2018년 3월 18일 일요일

Cent - Chapter 4 Global Treasure Hunts

*This is the fourth part in a fictional, forward-looking series based on the site beta.cent.co*

I had been on Cent for about 2 years when the idea came to me.

As a Centurion, a regular responder and publisher on the Cent network with nearly 50,000 supporting followers and 25 personal Centurions, I was pulling in close to USD 15,000 per month - all whilst remaining gainfully employed.

Having had no reason to spend much of the earnings from Cent aside from ensuring responders to my writings had a healthy bounty or asking a few bountied questions, I had amassed quite a healthy surplus. Not to get too specific, but it was in the six-figures.

I forget when exactly I heard it, but it was on an episode of the Epicenter podcast where I first caught wind of an interesting little app that allowed anyone to geo-tag information to highly precise GPS coordinates. Any information, from digital letters to multi-sig addresses.

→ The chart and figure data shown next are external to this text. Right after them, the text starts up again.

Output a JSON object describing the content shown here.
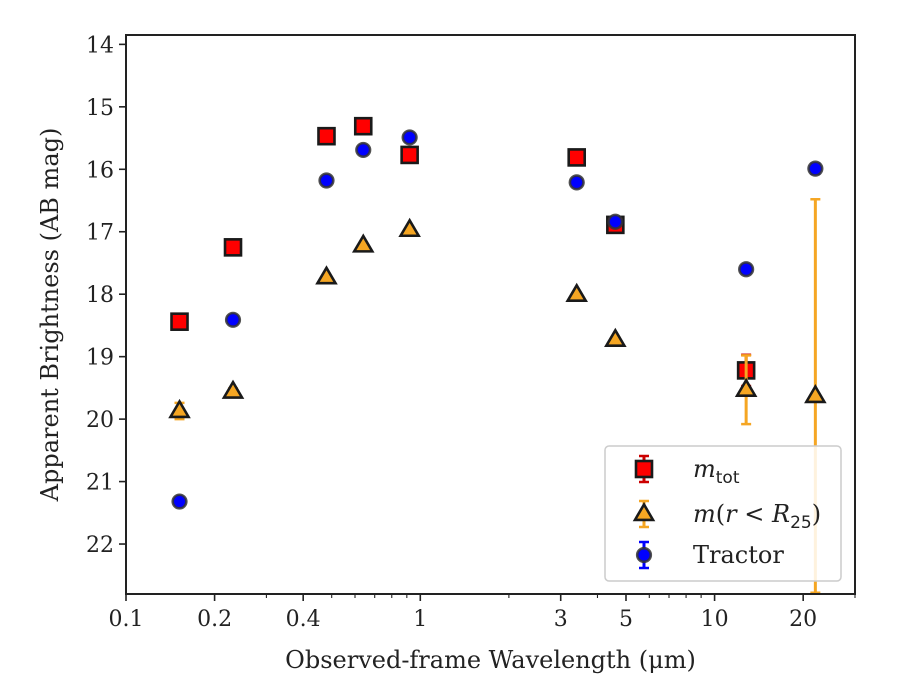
{
  "chart_data": {
    "type": "scatter",
    "title": "",
    "xlabel": "Observed-frame Wavelength (μm)",
    "ylabel": "Apparent Brightness (AB mag)",
    "x_scale": "log",
    "xlim": [
      0.1,
      30
    ],
    "ylim": [
      22.8,
      13.85
    ],
    "y_inverted": true,
    "x_ticks": [
      0.1,
      0.2,
      0.4,
      1,
      3,
      5,
      10,
      20
    ],
    "x_tick_labels": [
      "0.1",
      "0.2",
      "0.4",
      "1",
      "3",
      "5",
      "10",
      "20"
    ],
    "y_ticks": [
      14,
      15,
      16,
      17,
      18,
      19,
      20,
      21,
      22
    ],
    "y_tick_labels": [
      "14",
      "15",
      "16",
      "17",
      "18",
      "19",
      "20",
      "21",
      "22"
    ],
    "grid": false,
    "legend_position": "lower-right",
    "series": [
      {
        "legend_html": "<tspan class='legend-italic'>m</tspan><tspan class='legend-sub' dy='6'>tot</tspan>",
        "marker": "square",
        "color": "#ff0000",
        "edge_color": "#1a1a1a",
        "error_color": "#cc0000",
        "points": [
          {
            "x": 0.152,
            "y": 18.44,
            "err": 0.03
          },
          {
            "x": 0.231,
            "y": 17.25,
            "err": 0.03
          },
          {
            "x": 0.48,
            "y": 15.47,
            "err": 0.02
          },
          {
            "x": 0.64,
            "y": 15.31,
            "err": 0.02
          },
          {
            "x": 0.92,
            "y": 15.77,
            "err": 0.02
          },
          {
            "x": 3.4,
            "y": 15.81,
            "err": 0.02
          },
          {
            "x": 4.6,
            "y": 16.89,
            "err": 0.03
          },
          {
            "x": 12.8,
            "y": 19.22,
            "err": 0.25
          }
        ]
      },
      {
        "legend_html": "<tspan class='legend-italic'>m</tspan>(<tspan class='legend-italic'>r</tspan> &lt; <tspan class='legend-italic'>R</tspan><tspan class='legend-sub' dy='6'>25</tspan><tspan dy='-6'>)</tspan>",
        "marker": "triangle",
        "color": "#f5a623",
        "edge_color": "#1a1a1a",
        "error_color": "#f5a623",
        "points": [
          {
            "x": 0.152,
            "y": 19.87,
            "err": 0.13
          },
          {
            "x": 0.231,
            "y": 19.56,
            "err": 0.05
          },
          {
            "x": 0.48,
            "y": 17.73,
            "err": 0.02
          },
          {
            "x": 0.64,
            "y": 17.22,
            "err": 0.02
          },
          {
            "x": 0.92,
            "y": 16.97,
            "err": 0.02
          },
          {
            "x": 3.4,
            "y": 18.01,
            "err": 0.03
          },
          {
            "x": 4.6,
            "y": 18.73,
            "err": 0.04
          },
          {
            "x": 12.8,
            "y": 19.53,
            "err": 0.55
          },
          {
            "x": 22.0,
            "y": 19.63,
            "err_low": 3.15,
            "err_high": 3.15
          }
        ]
      },
      {
        "legend": "Tractor",
        "marker": "circle",
        "color": "#0000ff",
        "edge_color": "#333333",
        "error_color": "#0000ff",
        "points": [
          {
            "x": 0.152,
            "y": 21.32,
            "err": 0.06
          },
          {
            "x": 0.231,
            "y": 18.41,
            "err": 0.05
          },
          {
            "x": 0.48,
            "y": 16.18,
            "err": 0.05
          },
          {
            "x": 0.64,
            "y": 15.69,
            "err": 0.05
          },
          {
            "x": 0.92,
            "y": 15.49,
            "err": 0.06
          },
          {
            "x": 3.4,
            "y": 16.21,
            "err": 0.05
          },
          {
            "x": 4.6,
            "y": 16.84,
            "err": 0.05
          },
          {
            "x": 12.8,
            "y": 17.6,
            "err": 0.06
          },
          {
            "x": 22.0,
            "y": 15.99,
            "err": 0.08
          }
        ]
      }
    ]
  }
}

Like Pokemon Go any user could see this digitally tagged information by looking at the world through the screen of their phone. So if I pasted a digital letter in the middle of Times Square, anyone with the app installed would be able to see it; otherwise it would remain hidden.

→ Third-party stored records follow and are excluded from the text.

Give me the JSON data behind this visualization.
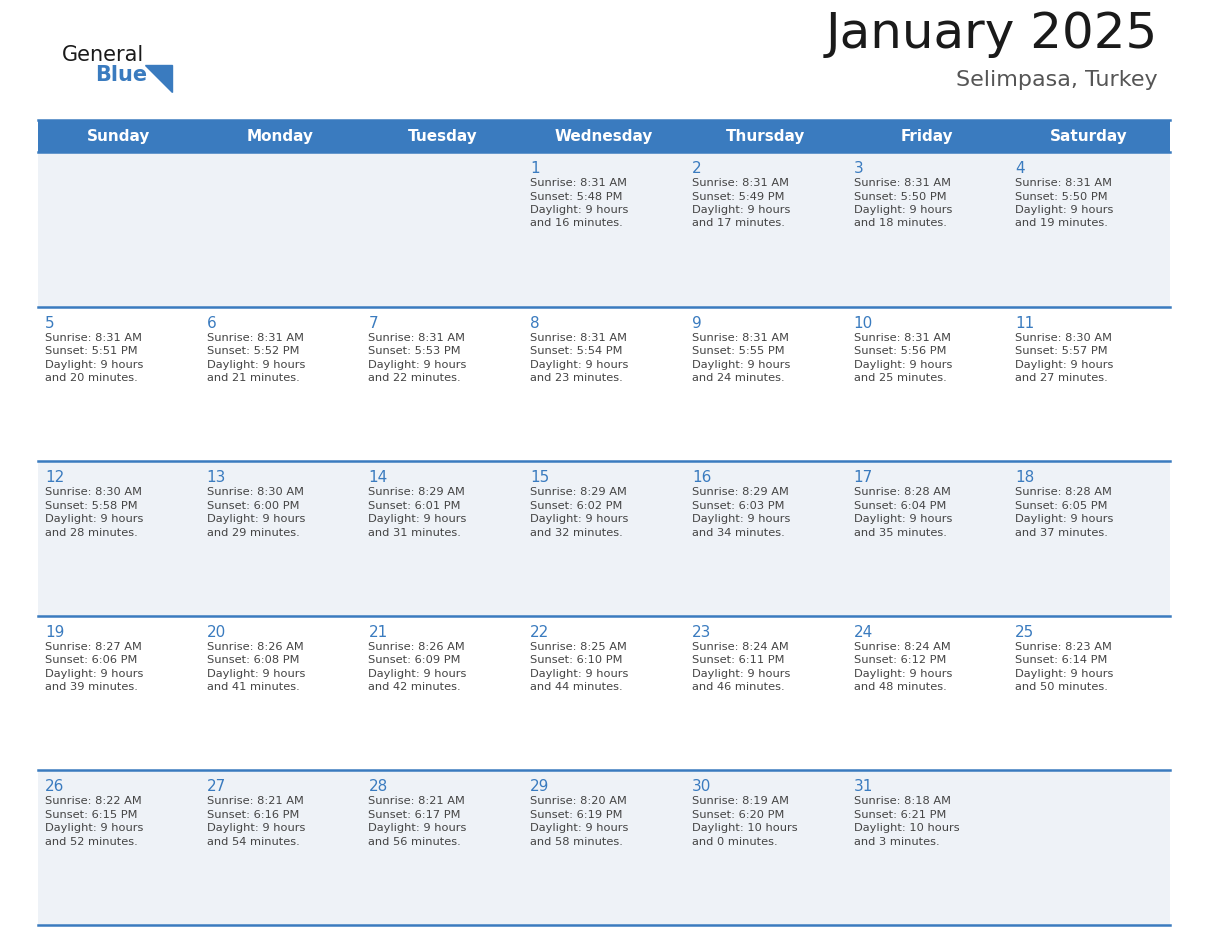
{
  "title": "January 2025",
  "subtitle": "Selimpasa, Turkey",
  "days_of_week": [
    "Sunday",
    "Monday",
    "Tuesday",
    "Wednesday",
    "Thursday",
    "Friday",
    "Saturday"
  ],
  "header_bg": "#3a7bbf",
  "header_text": "#ffffff",
  "row_bg_even": "#eef2f7",
  "row_bg_odd": "#ffffff",
  "day_num_color": "#3a7bbf",
  "text_color": "#444444",
  "line_color": "#3a7bbf",
  "border_color": "#3a7bbf",
  "calendar_data": [
    [
      null,
      null,
      null,
      {
        "day": 1,
        "sunrise": "8:31 AM",
        "sunset": "5:48 PM",
        "daylight": "9 hours",
        "daylight2": "and 16 minutes."
      },
      {
        "day": 2,
        "sunrise": "8:31 AM",
        "sunset": "5:49 PM",
        "daylight": "9 hours",
        "daylight2": "and 17 minutes."
      },
      {
        "day": 3,
        "sunrise": "8:31 AM",
        "sunset": "5:50 PM",
        "daylight": "9 hours",
        "daylight2": "and 18 minutes."
      },
      {
        "day": 4,
        "sunrise": "8:31 AM",
        "sunset": "5:50 PM",
        "daylight": "9 hours",
        "daylight2": "and 19 minutes."
      }
    ],
    [
      {
        "day": 5,
        "sunrise": "8:31 AM",
        "sunset": "5:51 PM",
        "daylight": "9 hours",
        "daylight2": "and 20 minutes."
      },
      {
        "day": 6,
        "sunrise": "8:31 AM",
        "sunset": "5:52 PM",
        "daylight": "9 hours",
        "daylight2": "and 21 minutes."
      },
      {
        "day": 7,
        "sunrise": "8:31 AM",
        "sunset": "5:53 PM",
        "daylight": "9 hours",
        "daylight2": "and 22 minutes."
      },
      {
        "day": 8,
        "sunrise": "8:31 AM",
        "sunset": "5:54 PM",
        "daylight": "9 hours",
        "daylight2": "and 23 minutes."
      },
      {
        "day": 9,
        "sunrise": "8:31 AM",
        "sunset": "5:55 PM",
        "daylight": "9 hours",
        "daylight2": "and 24 minutes."
      },
      {
        "day": 10,
        "sunrise": "8:31 AM",
        "sunset": "5:56 PM",
        "daylight": "9 hours",
        "daylight2": "and 25 minutes."
      },
      {
        "day": 11,
        "sunrise": "8:30 AM",
        "sunset": "5:57 PM",
        "daylight": "9 hours",
        "daylight2": "and 27 minutes."
      }
    ],
    [
      {
        "day": 12,
        "sunrise": "8:30 AM",
        "sunset": "5:58 PM",
        "daylight": "9 hours",
        "daylight2": "and 28 minutes."
      },
      {
        "day": 13,
        "sunrise": "8:30 AM",
        "sunset": "6:00 PM",
        "daylight": "9 hours",
        "daylight2": "and 29 minutes."
      },
      {
        "day": 14,
        "sunrise": "8:29 AM",
        "sunset": "6:01 PM",
        "daylight": "9 hours",
        "daylight2": "and 31 minutes."
      },
      {
        "day": 15,
        "sunrise": "8:29 AM",
        "sunset": "6:02 PM",
        "daylight": "9 hours",
        "daylight2": "and 32 minutes."
      },
      {
        "day": 16,
        "sunrise": "8:29 AM",
        "sunset": "6:03 PM",
        "daylight": "9 hours",
        "daylight2": "and 34 minutes."
      },
      {
        "day": 17,
        "sunrise": "8:28 AM",
        "sunset": "6:04 PM",
        "daylight": "9 hours",
        "daylight2": "and 35 minutes."
      },
      {
        "day": 18,
        "sunrise": "8:28 AM",
        "sunset": "6:05 PM",
        "daylight": "9 hours",
        "daylight2": "and 37 minutes."
      }
    ],
    [
      {
        "day": 19,
        "sunrise": "8:27 AM",
        "sunset": "6:06 PM",
        "daylight": "9 hours",
        "daylight2": "and 39 minutes."
      },
      {
        "day": 20,
        "sunrise": "8:26 AM",
        "sunset": "6:08 PM",
        "daylight": "9 hours",
        "daylight2": "and 41 minutes."
      },
      {
        "day": 21,
        "sunrise": "8:26 AM",
        "sunset": "6:09 PM",
        "daylight": "9 hours",
        "daylight2": "and 42 minutes."
      },
      {
        "day": 22,
        "sunrise": "8:25 AM",
        "sunset": "6:10 PM",
        "daylight": "9 hours",
        "daylight2": "and 44 minutes."
      },
      {
        "day": 23,
        "sunrise": "8:24 AM",
        "sunset": "6:11 PM",
        "daylight": "9 hours",
        "daylight2": "and 46 minutes."
      },
      {
        "day": 24,
        "sunrise": "8:24 AM",
        "sunset": "6:12 PM",
        "daylight": "9 hours",
        "daylight2": "and 48 minutes."
      },
      {
        "day": 25,
        "sunrise": "8:23 AM",
        "sunset": "6:14 PM",
        "daylight": "9 hours",
        "daylight2": "and 50 minutes."
      }
    ],
    [
      {
        "day": 26,
        "sunrise": "8:22 AM",
        "sunset": "6:15 PM",
        "daylight": "9 hours",
        "daylight2": "and 52 minutes."
      },
      {
        "day": 27,
        "sunrise": "8:21 AM",
        "sunset": "6:16 PM",
        "daylight": "9 hours",
        "daylight2": "and 54 minutes."
      },
      {
        "day": 28,
        "sunrise": "8:21 AM",
        "sunset": "6:17 PM",
        "daylight": "9 hours",
        "daylight2": "and 56 minutes."
      },
      {
        "day": 29,
        "sunrise": "8:20 AM",
        "sunset": "6:19 PM",
        "daylight": "9 hours",
        "daylight2": "and 58 minutes."
      },
      {
        "day": 30,
        "sunrise": "8:19 AM",
        "sunset": "6:20 PM",
        "daylight": "10 hours",
        "daylight2": "and 0 minutes."
      },
      {
        "day": 31,
        "sunrise": "8:18 AM",
        "sunset": "6:21 PM",
        "daylight": "10 hours",
        "daylight2": "and 3 minutes."
      },
      null
    ]
  ]
}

My mind immediately connected this app with the idea of a global treasure hunt for my 25 loyal Centurions. My Centurions were (and still are) like a cross between work colleagues and best mates to me.

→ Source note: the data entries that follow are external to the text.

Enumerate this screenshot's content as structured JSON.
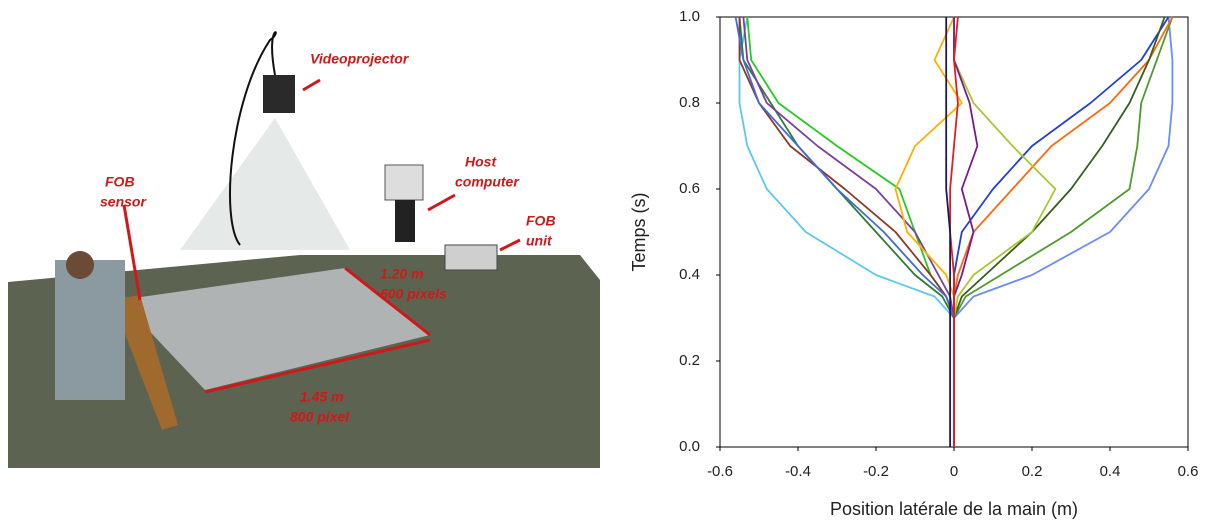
{
  "illustration": {
    "videoprojector": "Videoprojector",
    "host_computer": [
      "Host",
      "computer"
    ],
    "fob_unit": [
      "FOB",
      "unit"
    ],
    "fob_sensor": [
      "FOB",
      "sensor"
    ],
    "width_label": [
      "1.20 m",
      "600 pixels"
    ],
    "length_label": [
      "1.45 m",
      "800 pixel"
    ]
  },
  "chart_data": {
    "type": "line",
    "xlabel": "Position latérale de la main (m)",
    "ylabel": "Temps (s)",
    "xlim": [
      -0.6,
      0.6
    ],
    "ylim": [
      0,
      1
    ],
    "xticks": [
      -0.6,
      -0.4,
      -0.2,
      0,
      0.2,
      0.4,
      0.6
    ],
    "yticks": [
      {
        "value": 0,
        "label": "0.0"
      },
      0.2,
      0.4,
      0.6,
      0.8,
      {
        "value": 1,
        "label": "1.0"
      }
    ],
    "series": [
      {
        "color": "#5bc8f0",
        "x": [
          0,
          0,
          -0.05,
          -0.2,
          -0.38,
          -0.48,
          -0.53,
          -0.55,
          -0.55,
          -0.53
        ],
        "values": [
          0,
          0.3,
          0.35,
          0.4,
          0.5,
          0.6,
          0.7,
          0.8,
          0.9,
          1
        ]
      },
      {
        "color": "#22cc22",
        "x": [
          0,
          0,
          -0.02,
          -0.06,
          -0.1,
          -0.14,
          -0.3,
          -0.45,
          -0.52,
          -0.53
        ],
        "values": [
          0,
          0.3,
          0.35,
          0.4,
          0.5,
          0.6,
          0.7,
          0.8,
          0.9,
          1
        ]
      },
      {
        "color": "#2e7d32",
        "x": [
          0,
          0,
          -0.03,
          -0.1,
          -0.2,
          -0.3,
          -0.4,
          -0.47,
          -0.54,
          -0.55
        ],
        "values": [
          0,
          0.3,
          0.35,
          0.4,
          0.5,
          0.6,
          0.7,
          0.8,
          0.9,
          1
        ]
      },
      {
        "color": "#8b3a2a",
        "x": [
          0,
          0,
          -0.02,
          -0.06,
          -0.15,
          -0.28,
          -0.42,
          -0.5,
          -0.55,
          -0.55
        ],
        "values": [
          0,
          0.3,
          0.35,
          0.4,
          0.5,
          0.6,
          0.7,
          0.8,
          0.9,
          1
        ]
      },
      {
        "color": "#7b3fa0",
        "x": [
          0,
          0,
          -0.01,
          -0.04,
          -0.1,
          -0.2,
          -0.35,
          -0.48,
          -0.53,
          -0.54
        ],
        "values": [
          0,
          0.3,
          0.35,
          0.4,
          0.5,
          0.6,
          0.7,
          0.8,
          0.9,
          1
        ]
      },
      {
        "color": "#4169e1",
        "x": [
          0,
          0,
          -0.02,
          -0.08,
          -0.18,
          -0.3,
          -0.4,
          -0.5,
          -0.54,
          -0.56
        ],
        "values": [
          0,
          0.3,
          0.35,
          0.4,
          0.5,
          0.6,
          0.7,
          0.8,
          0.9,
          1
        ]
      },
      {
        "color": "#6a8cff",
        "x": [
          0,
          0,
          0.05,
          0.2,
          0.4,
          0.5,
          0.55,
          0.56,
          0.56,
          0.55
        ],
        "values": [
          0,
          0.3,
          0.35,
          0.4,
          0.5,
          0.6,
          0.7,
          0.8,
          0.9,
          1
        ]
      },
      {
        "color": "#4f9a2a",
        "x": [
          0,
          0,
          0.03,
          0.12,
          0.3,
          0.45,
          0.47,
          0.48,
          0.52,
          0.56
        ],
        "values": [
          0,
          0.3,
          0.35,
          0.4,
          0.5,
          0.6,
          0.7,
          0.8,
          0.9,
          1
        ]
      },
      {
        "color": "#1f3fd8",
        "x": [
          0,
          0,
          0,
          0,
          0.02,
          0.1,
          0.2,
          0.35,
          0.48,
          0.55
        ],
        "values": [
          0,
          0.3,
          0.35,
          0.4,
          0.5,
          0.6,
          0.7,
          0.8,
          0.9,
          1
        ]
      },
      {
        "color": "#ff6a10",
        "x": [
          0,
          0,
          0,
          0.01,
          0.05,
          0.15,
          0.25,
          0.4,
          0.5,
          0.56
        ],
        "values": [
          0,
          0.3,
          0.35,
          0.4,
          0.5,
          0.6,
          0.7,
          0.8,
          0.9,
          1
        ]
      },
      {
        "color": "#355e1e",
        "x": [
          0,
          0,
          0.02,
          0.08,
          0.2,
          0.3,
          0.38,
          0.45,
          0.5,
          0.54
        ],
        "values": [
          0,
          0.3,
          0.35,
          0.4,
          0.5,
          0.6,
          0.7,
          0.8,
          0.9,
          1
        ]
      },
      {
        "color": "#ffb000",
        "x": [
          0,
          0,
          0,
          -0.02,
          -0.12,
          -0.15,
          -0.1,
          0.02,
          -0.05,
          0
        ],
        "values": [
          0,
          0.3,
          0.35,
          0.4,
          0.5,
          0.6,
          0.7,
          0.8,
          0.9,
          1
        ]
      },
      {
        "color": "#a8c830",
        "x": [
          0,
          0,
          0.01,
          0.05,
          0.2,
          0.26,
          0.15,
          0.05,
          0,
          0
        ],
        "values": [
          0,
          0.3,
          0.35,
          0.4,
          0.5,
          0.6,
          0.7,
          0.8,
          0.9,
          1
        ]
      },
      {
        "color": "#7a1a8a",
        "x": [
          0,
          0,
          0,
          0.02,
          0.05,
          0.02,
          0.06,
          0.04,
          0,
          0
        ],
        "values": [
          0,
          0.3,
          0.35,
          0.4,
          0.5,
          0.6,
          0.7,
          0.8,
          0.9,
          1
        ]
      },
      {
        "color": "#e02020",
        "x": [
          0,
          0,
          0,
          0,
          -0.01,
          -0.01,
          0,
          0.01,
          0,
          0.01
        ],
        "values": [
          0,
          0.3,
          0.35,
          0.4,
          0.5,
          0.6,
          0.7,
          0.8,
          0.9,
          1
        ]
      },
      {
        "color": "#1a1a5a",
        "x": [
          -0.01,
          -0.01,
          -0.01,
          -0.01,
          -0.01,
          -0.02,
          -0.02,
          -0.02,
          -0.02,
          -0.02
        ],
        "values": [
          0,
          0.3,
          0.35,
          0.4,
          0.5,
          0.6,
          0.7,
          0.8,
          0.9,
          1
        ]
      }
    ]
  }
}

I wanted to reward them not just for all the time and effort they'd put in reading my writing, fostering discussion, and curating comments - all of which they had been compensated for - but for all the other intangible value they provided by sending them all on a vacation that could double as a treasure hunt with a cash payout of USD 25,000 for one lucky Centurion.

The premise was simple, since every Cent user had a public address key linked with their profile I would deposit the value of a ticket from their home city to Seoul plus the cost of lodging at a hotel I reserved ahead of time. I encouraged everyone to come out on a certain date and let them know they should block out around two weeks since I had something special planned for them.

A few couldn't make it but they were free to keep the funds I sent them. About 20 were excited for this mysterious trip I had planned.

After they arrived and we had a day to talk about our work and roles and future vision for what we were doing on Cent, I instructed them to download the app that let them view digital tags set in the real world and unveiled my ultimate surprise for them.

I gave them a riddle whose answer would point them towards a specific place in Seoul where I had set a digital tag that contained 20 separate 2 of 2 multisig addresses, each based on their public keys, that once unlocked with their matching private key (and mine) would give each of them enough money to purchase a ticket for Mumbai.

The attached letter would contain a riddle that if broken would point them towards a specific place to head to in Mumbai looking for another digital tag that would contain another riddle, but only 15 separate 2 of 2 multisig addresses with the funds needed to travel to the next city.

Each subsequent city would have 5 less addresses with funds for a plane ticket to and lodging in the next city. The final five Centurions would be racing to find the last multisig address with USD 25,000 stored in it.

This was the first of many epic annual gatherings our tiny, but economically more than self-sufficient stack of Centians would hold. I'd like to think that we played an important early role in showing the power and possibility small social sub-networks could have when everyone is economically incentivized.